Lord Castian had given them more than tools and treaties. He had given them order. He had taken the chaotic, brutal world of the desert and had forged it into a nation. Shada felt a fierce, unwavering loyalty to that nation, and to the man who had envisioned it. She was a daughter of the Ashen tribe, a nomad of the plains. But she was also a soldier of the Wastes Confederacy. And she would let no one threaten the peace her people had fought so hard to win.

POV: Scribe Fenric, Royal Palace of Aerthos

Fenric's hands shook so badly he spilled a drop of ink on the royal ledger, creating a black, spider-like stain. He frantically tried to blot it away, his heart pounding. In Lord Vaelin's service, even a minor mistake could be interpreted as incompetence, and incompetence was a short path to a damp, forgotten cell.

The kingdom was dying. It was a slow, quiet death, a sickness of the soul. The news from the west was a constant, humiliating drip of poison. The Wastes Confederacy—the 'Bastard's Kingdom', as it was now fearfully whispered in the taverns—was not collapsing. It was thriving.

Fenric was the one who had to collate the intelligence reports for Vaelin, and the picture they painted was terrifying. They had a new, stable currency that was rapidly becoming the standard for all desert trade, pushing the King's own coin into irrelevance. They had built a paved road across the desert, a feat of engineering the kingdom hadn't attempted in a century. They had founded a school that was reportedly teaching peasant-born children the secrets of statecraft and science.

Every report was another testament to Vaelin's failure. The Master of Whispers had grown gaunt, his paranoia legendary. His network of spies was in tatters. The agents he sent west either disappeared without a trace or, even worse, began sending back useless, placating reports that Fenric suspected were dictated by the Confederacy's own spymasters.

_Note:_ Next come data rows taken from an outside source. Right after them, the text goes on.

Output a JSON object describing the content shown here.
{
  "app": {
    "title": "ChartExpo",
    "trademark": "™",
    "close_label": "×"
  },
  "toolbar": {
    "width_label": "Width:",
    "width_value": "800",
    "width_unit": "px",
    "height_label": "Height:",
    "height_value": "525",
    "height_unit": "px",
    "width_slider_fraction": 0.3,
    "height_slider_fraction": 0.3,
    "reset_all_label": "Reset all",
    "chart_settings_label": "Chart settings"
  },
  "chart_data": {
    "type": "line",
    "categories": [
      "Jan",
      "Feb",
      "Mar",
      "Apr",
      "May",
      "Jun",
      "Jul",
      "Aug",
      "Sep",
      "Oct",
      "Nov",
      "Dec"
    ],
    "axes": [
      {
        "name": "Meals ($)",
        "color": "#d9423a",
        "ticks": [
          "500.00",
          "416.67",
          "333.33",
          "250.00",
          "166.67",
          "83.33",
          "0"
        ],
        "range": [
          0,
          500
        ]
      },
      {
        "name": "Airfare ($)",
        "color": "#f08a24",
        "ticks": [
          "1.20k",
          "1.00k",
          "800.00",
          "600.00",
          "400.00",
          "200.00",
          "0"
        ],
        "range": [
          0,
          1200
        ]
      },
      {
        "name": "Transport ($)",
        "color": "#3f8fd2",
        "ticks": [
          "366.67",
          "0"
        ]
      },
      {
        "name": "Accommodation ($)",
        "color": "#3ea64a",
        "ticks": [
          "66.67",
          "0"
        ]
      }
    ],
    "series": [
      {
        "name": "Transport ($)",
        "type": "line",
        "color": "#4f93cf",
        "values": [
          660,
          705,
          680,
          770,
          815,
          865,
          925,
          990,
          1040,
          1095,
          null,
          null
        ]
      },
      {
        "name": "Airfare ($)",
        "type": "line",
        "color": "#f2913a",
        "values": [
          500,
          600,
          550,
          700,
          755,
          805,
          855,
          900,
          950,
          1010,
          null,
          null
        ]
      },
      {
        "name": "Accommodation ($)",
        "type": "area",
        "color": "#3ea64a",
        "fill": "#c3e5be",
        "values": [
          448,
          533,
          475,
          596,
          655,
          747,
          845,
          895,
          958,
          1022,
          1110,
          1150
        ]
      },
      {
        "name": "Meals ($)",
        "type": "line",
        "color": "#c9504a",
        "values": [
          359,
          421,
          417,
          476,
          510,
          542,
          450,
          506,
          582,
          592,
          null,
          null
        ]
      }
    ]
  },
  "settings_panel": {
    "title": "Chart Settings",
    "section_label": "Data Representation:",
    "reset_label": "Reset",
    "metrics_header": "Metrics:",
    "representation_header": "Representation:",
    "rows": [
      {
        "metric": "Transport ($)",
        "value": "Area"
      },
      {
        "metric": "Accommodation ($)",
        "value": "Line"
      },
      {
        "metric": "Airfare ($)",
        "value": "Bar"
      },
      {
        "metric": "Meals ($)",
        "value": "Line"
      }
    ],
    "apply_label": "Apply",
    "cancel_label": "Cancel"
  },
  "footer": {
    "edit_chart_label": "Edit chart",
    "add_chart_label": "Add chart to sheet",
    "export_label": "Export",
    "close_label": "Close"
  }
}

The court was a nest of vipers. The northern lords were now openly ignoring royal decrees, effectively ruling their own lands. The treasury was empty, the economic war having cost a fortune with no result. The King had not been seen in public in over a year. The great, powerful Kingdom of Aerthos was a hollow shell, its heart eaten out from within.

That night, a trader, back from the frontier, paid Fenric a small fortune in royal silver for a simple favor: a copy of a map. As the trader left, he pressed a small, heavy coin into Fenric's hand. "A tip," the trader whispered. "For your trouble."

After the trader was gone, Fenric looked at the coin. It was a Confederate Crown. On one side was the calm, intelligent profile of Lord Castian. On the other, the symbols of his vibrant, united nation. It felt heavy in his hand, heavy with the weight of prosperity, of purpose, of a future.

Fenric looked around his cold, grey office in the heart of a dying empire. He clutched the coin tightly. And for the first time, he began to seriously contemplate the logistics of treason.